In his novel A Scanner Darkly, Phillip K. Dick wrote the following passage: “You as the driver have only an indirect relationship to the fuel tank, via the gauge or, in your case, gauges. In fact, the tank could fall off entirely and you wouldn’t know until some dashboard indicator told you or finally the engine stopped.”
I think this condition is currently happening within the recycling and sustainability industry. Too many people are disconnected from the process and view it only through metrics and dashboards. But what if those dashboards aren’t sophisticated enough to measure all the shades of gray? What if they are giving us misleading information? Would we know that the fuel tank had fallen off until the entire engine stopped?
In fact, going back to the previous recycling and landfilling examples, if you add up the various options, you may find instances in which solid waste systems that have lower diversion rates may actually have higher environmental benefits. For example, if your higher diversion rate is coming via a system that downgrades all your recyclables from a higher-benefit recycling option to a lower-benefit recycling option (e.g. your glass is going from bottle-to-bottle recycling to bottle-to-road-base recycling and your office paper is going from office paper-to-office paper recycling to office paper-to-cereal box recycling), and the trash side is going to a landfill without methane collection, you may actually be worse off than an alternate system with a lower diversion percentage, but one that sends the recyclables to their most-beneficial use, and that shifts the disposal of their remaining waste from a landfill without methane collection to a well-run waste-to-energy facility or landfill with top-quality methane and leachate collection systems. Do your metrics and dashboards reflect that potential? If not, do you trust the information you are getting?
As the earlier Phillip K. Dick passage continues: “There should never be two gauges reporting conflicting information, because as soon as that happens you have no knowledge of the condition being reported on at all.” If our metrics and dashboards are not sophisticated enough to measure the shades of gray, are they relevant at all?

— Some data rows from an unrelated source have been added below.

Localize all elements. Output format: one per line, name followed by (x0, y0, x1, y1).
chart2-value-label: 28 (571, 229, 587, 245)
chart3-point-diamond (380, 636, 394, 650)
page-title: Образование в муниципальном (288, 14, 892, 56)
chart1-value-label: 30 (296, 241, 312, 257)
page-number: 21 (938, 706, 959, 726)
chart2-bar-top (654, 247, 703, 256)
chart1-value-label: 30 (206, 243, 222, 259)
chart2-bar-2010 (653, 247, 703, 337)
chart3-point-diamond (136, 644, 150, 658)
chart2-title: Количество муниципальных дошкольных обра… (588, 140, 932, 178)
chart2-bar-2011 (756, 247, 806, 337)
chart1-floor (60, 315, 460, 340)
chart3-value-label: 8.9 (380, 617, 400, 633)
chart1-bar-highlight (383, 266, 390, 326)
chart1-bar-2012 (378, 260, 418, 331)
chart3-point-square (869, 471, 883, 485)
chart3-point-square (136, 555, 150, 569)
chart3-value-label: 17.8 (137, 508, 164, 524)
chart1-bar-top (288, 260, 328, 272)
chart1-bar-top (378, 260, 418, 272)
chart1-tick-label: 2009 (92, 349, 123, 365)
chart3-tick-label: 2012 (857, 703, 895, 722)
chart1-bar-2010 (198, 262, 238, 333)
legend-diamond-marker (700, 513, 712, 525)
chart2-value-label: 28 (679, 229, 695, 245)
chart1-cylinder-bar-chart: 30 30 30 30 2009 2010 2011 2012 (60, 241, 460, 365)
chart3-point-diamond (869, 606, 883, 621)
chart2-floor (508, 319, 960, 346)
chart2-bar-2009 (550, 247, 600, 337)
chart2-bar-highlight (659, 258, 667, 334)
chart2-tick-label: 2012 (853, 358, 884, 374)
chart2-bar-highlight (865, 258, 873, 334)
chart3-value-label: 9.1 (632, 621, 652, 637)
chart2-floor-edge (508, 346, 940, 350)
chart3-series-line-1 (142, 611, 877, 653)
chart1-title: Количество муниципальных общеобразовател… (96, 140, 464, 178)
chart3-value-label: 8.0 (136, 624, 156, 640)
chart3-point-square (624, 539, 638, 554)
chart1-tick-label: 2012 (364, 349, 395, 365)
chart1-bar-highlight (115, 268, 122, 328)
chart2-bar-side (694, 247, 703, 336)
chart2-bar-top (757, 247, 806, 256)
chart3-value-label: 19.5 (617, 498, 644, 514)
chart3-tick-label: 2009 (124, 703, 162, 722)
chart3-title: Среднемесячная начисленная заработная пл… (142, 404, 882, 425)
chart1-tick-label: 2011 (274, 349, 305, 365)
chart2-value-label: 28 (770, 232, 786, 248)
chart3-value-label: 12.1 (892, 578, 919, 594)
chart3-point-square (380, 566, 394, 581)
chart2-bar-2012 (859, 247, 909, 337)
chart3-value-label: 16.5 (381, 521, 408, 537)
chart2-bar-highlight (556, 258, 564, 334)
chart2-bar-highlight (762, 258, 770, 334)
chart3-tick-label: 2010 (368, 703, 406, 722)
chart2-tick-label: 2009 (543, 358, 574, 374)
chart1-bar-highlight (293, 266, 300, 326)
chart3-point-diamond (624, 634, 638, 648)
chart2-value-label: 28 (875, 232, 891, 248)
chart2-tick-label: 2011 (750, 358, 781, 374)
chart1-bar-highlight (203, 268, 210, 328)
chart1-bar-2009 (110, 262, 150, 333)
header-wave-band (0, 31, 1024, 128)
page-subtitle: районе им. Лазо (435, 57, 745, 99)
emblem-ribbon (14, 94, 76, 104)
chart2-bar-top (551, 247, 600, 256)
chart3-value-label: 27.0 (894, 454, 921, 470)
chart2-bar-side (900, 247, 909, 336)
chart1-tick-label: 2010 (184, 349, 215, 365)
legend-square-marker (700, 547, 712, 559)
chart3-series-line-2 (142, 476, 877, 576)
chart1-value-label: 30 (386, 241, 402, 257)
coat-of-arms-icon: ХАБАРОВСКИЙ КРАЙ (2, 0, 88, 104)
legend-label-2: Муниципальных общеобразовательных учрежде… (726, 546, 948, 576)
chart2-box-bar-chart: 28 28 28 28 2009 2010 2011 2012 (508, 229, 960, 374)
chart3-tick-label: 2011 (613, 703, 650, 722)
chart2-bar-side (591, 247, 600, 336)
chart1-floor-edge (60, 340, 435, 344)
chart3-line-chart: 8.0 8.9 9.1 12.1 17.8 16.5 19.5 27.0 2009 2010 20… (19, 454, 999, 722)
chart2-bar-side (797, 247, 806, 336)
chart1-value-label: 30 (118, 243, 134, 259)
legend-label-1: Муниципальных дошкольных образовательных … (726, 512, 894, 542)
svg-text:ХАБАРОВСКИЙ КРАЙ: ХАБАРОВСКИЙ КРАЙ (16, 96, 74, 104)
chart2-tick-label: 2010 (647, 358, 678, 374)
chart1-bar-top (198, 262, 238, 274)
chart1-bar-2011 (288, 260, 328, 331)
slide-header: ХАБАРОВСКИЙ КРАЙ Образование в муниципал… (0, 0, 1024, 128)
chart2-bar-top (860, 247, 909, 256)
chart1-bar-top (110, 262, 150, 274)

Viewing the world in shades of gray can be hard. It involves leaving the safety of our black-and-white positions and wading through some sometimes uncomfortable decisions. Sometimes it involves standing on some pretty slippery slopes to make your stand. But in the end, I think we are all better for it. I think we have more credibility when we embrace the full spectrum of gray and use terms like “more-sustainable” and “better” as opposed to “sustainable” and “good”. Slugging our way through the shades of gray may be hard, but I think it’s worth it.